玲子が着替え終えてダイニングに戻ってくると、すでにダイニングテーブルの上には個々のカレーが並べられていた。

「あら、先に食べてくれてよかったのに」

 席に着いて皆玲子が戻ってくるまでスプーンに手をつけていない。そんな様子の中、タカとコウは今にも手を出しそうなほど、カレーに魅入っていた。

「せっかくやからみんなでいただきますしたいやーん」
「そう言いながらも、もうパブロフ犬状態だけどね」

 玲子の一言に、コウは顔を上げてヨダレを拭き取る真似をした。

「それじゃ、お待たせしました。いただきましょうか」
「待ってましたわぁ」
「……いただきます」
「いただきまーす!」

 玲子が席に座り手を合わせてた様子を皮切りに、皆各々で手を合わせた。その様子を一周するように見つめた後、ようやく手を合わせた。

「いただきます」

 スプーンで一口カレーをすくい取り、パクリと口の中へと運ぶ。いつも使っている市販のカレールーで、いつもと変わらないはずの食材。同じ味、同じメーカーのもののはずなのに、美月にはいつもよりもっと美味しく感じていた。
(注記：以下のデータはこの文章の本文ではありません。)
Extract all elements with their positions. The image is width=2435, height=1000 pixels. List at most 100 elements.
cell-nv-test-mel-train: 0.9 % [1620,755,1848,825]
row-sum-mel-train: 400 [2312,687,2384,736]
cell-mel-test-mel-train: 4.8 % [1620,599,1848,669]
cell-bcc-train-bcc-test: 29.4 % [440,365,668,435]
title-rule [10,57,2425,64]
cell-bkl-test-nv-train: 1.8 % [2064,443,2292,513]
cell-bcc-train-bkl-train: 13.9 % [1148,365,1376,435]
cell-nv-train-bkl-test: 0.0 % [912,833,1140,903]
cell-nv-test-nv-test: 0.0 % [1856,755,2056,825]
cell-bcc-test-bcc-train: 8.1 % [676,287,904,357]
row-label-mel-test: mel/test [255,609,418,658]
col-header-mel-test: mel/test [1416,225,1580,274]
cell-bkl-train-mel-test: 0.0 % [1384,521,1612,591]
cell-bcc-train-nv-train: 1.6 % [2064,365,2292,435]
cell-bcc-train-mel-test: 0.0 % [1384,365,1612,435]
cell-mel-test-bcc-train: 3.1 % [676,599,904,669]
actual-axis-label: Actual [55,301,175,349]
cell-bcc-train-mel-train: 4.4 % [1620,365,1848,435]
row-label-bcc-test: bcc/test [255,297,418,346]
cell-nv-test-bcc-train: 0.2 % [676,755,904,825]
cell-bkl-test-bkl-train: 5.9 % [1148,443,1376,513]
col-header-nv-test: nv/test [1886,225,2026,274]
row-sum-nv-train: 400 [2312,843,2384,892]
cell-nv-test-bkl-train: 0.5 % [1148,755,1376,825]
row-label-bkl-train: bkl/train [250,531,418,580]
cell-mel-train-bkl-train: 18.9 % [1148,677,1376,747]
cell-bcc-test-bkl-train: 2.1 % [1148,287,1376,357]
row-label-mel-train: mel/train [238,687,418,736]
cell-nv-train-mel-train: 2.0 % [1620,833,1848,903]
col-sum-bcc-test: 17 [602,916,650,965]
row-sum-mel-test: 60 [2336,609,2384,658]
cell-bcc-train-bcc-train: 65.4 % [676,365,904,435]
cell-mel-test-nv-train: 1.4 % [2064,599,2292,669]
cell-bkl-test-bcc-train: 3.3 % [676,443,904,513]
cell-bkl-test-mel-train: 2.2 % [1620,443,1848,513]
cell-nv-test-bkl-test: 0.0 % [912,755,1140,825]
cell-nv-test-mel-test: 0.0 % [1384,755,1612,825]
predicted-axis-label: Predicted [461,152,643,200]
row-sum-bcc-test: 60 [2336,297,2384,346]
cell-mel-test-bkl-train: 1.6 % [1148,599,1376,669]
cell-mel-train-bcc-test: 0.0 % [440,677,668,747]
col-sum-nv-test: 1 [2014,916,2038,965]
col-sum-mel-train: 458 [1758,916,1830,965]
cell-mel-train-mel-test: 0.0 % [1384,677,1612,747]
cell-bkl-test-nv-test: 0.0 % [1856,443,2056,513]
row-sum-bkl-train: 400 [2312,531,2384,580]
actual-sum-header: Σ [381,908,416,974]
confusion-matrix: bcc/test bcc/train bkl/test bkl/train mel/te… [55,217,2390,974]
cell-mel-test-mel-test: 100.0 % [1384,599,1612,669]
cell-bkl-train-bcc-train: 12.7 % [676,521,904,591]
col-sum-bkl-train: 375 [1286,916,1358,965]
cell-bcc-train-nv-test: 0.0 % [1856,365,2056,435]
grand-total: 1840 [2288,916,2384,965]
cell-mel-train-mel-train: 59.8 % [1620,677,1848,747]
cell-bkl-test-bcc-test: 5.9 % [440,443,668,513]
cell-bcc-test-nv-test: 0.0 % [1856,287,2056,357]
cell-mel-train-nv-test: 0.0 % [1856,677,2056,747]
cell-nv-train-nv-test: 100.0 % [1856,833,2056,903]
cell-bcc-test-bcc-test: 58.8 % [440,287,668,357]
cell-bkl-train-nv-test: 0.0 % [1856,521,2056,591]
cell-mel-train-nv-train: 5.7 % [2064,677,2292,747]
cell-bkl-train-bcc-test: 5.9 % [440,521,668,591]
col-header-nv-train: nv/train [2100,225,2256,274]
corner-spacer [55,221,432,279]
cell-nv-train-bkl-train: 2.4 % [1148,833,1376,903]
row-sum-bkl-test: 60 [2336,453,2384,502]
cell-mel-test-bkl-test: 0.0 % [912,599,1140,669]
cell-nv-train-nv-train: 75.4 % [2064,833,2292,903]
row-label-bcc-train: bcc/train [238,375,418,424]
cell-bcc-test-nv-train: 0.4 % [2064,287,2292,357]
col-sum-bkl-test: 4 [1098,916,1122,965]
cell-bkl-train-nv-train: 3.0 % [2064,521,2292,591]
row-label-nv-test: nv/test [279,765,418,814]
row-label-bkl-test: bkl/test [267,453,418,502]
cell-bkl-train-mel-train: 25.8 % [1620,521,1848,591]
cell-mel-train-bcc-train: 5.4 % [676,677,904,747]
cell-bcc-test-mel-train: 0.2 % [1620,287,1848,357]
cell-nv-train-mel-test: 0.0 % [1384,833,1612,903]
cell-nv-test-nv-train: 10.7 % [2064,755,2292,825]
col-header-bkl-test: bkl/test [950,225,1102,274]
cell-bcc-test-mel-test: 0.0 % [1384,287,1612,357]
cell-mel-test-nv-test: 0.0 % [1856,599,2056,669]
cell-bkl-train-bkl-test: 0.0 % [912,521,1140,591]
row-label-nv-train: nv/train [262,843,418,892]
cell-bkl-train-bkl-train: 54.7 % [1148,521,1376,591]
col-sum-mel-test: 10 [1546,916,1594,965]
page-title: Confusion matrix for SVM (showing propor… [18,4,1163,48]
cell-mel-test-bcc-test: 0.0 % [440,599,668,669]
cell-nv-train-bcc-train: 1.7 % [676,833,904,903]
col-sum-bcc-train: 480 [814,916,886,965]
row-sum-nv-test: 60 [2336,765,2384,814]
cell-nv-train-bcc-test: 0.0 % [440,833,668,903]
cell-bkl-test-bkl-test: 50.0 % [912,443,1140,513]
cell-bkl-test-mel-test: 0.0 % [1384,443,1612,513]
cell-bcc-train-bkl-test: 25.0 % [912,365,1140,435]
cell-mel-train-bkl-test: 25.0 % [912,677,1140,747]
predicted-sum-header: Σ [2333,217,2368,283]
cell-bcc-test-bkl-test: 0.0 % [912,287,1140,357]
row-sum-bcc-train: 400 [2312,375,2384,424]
(……なんだろ、この家に初めて来た時の夜ご飯を思い出す……)

 美月がこの家に来た時はもう夕方だった。荷解きをしている中、玲子が作ってくれたのはオムライスだった。三人でこのテーブルで顔を突き合わせて食べたあの味を、美月は今でも覚えていた。
 それはなぜだか涙が出そうなほど美味しいと感じたのだ。

(味も料理も全然違うのに、変なの……)

「美月ちゃんどうかしたん?」

 向かいに座るコウが自分の顔を覗き込んでいることに気がついた美月は、ハッと顔を上げた後、小さく首を振った。

「ううん、なんでもない」

 そう言って再びカレーにスプーンを突き刺した。

「ところで美月ちゃん、新しい学校はどうだったの?」

 二口目のカレーを食べている時だった。今度は玲子が美月にそう投げかけた。

「なんとか関西のノリについていくのがやっとでした」
「あははっ、それはわかるなー。ねぇ、祐一さんもそうだったでしょ?」
「ああ、こっちの人は話すスピードが速いしな」

 普段から口数の少ない祐一にとって、関西のノリとスピードはきっと地獄だったのではないかと美月は推測していた。